Я радовалась, что Аркашина мама не выбрала дядю Мишу: Кац не уродился бы выше ростом, но стал бы тогда мне троюродным дядей, этот кучерявый вредина Кац! Впрочем, моему отцу Аркашка безоговорочно подчинялся: когда заходил за велосипедом, а делал вид, что заходит за мной. Я пылесосила или готовилась к сольфеджио. Папа отрывался от своей докторской и отсылал Аркашку на почту — с квитанцией или бандеролью. Пока тот выполнял поручение, папа подкачивал шины и выносил во двор дамский подростковый — только на нем Аркашка ездил в одной плоскости с велосипедом, на других же торчал сбоку, как сучок.
— Я за еврея замуж не выйду, — заявила я как–то маме.
— Почему? — обиделась мама. Папа считался завидным мужем: сам покупал картошку, сам делал винегрет.
— Они слишком расчетливые. Даже Кац ради велика может не вредничать.
29
Еще была Дроздова Ципора Израилевна, моя мучительница по сольфеджио, знаменитый на весь город педагог. Удивительно, мне никогда не снится сольфеджио, — снится, что четверть короткая, что география по средам, а я все среды прогуляла, проболела, вдруг пришла — и попала на четвертную контрольную. Я не мучилась с географией, просто недолюбливала, зато на сольфеджио я выбрала чувство вины с запасом, с горкой, — это где–то зачлось и, слава богу, не снится.
У моей мамы был голос — высокий, красивый, я же хрипела вечно простуженным горлом, а баба Тася, чуть что, вела нас с сестрой в платную поликлинику.
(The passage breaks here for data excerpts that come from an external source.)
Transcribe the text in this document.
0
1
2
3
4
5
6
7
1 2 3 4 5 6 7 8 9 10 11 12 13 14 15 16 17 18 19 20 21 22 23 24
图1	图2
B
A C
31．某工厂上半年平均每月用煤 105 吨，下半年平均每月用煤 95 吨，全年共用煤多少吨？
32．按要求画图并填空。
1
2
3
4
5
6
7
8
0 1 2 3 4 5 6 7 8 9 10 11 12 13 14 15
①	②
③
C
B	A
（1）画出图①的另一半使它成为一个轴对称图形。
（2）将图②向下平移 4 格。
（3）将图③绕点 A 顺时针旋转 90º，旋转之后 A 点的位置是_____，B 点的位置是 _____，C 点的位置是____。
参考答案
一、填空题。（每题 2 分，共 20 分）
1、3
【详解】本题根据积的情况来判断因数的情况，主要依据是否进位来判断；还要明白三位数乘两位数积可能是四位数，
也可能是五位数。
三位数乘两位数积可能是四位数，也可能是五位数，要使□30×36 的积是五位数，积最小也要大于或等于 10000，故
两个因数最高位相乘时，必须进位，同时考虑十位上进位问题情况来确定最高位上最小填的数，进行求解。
Что только не пытались у меня найти: фиброму на ноге, оказавшуюся шишкой после ушиба, опухоль на груди, давшую старт моему взрослению… В пятилетнем возрасте у меня обнаружили несмыкание голосовых связок и, чтоб уменьшить нагрузку, запретили петь. Это было бессмысленно, я все равно непрерывно разговаривала, я бы и пела, но мама жаловалась, что, когда я пою, у нее болит горло.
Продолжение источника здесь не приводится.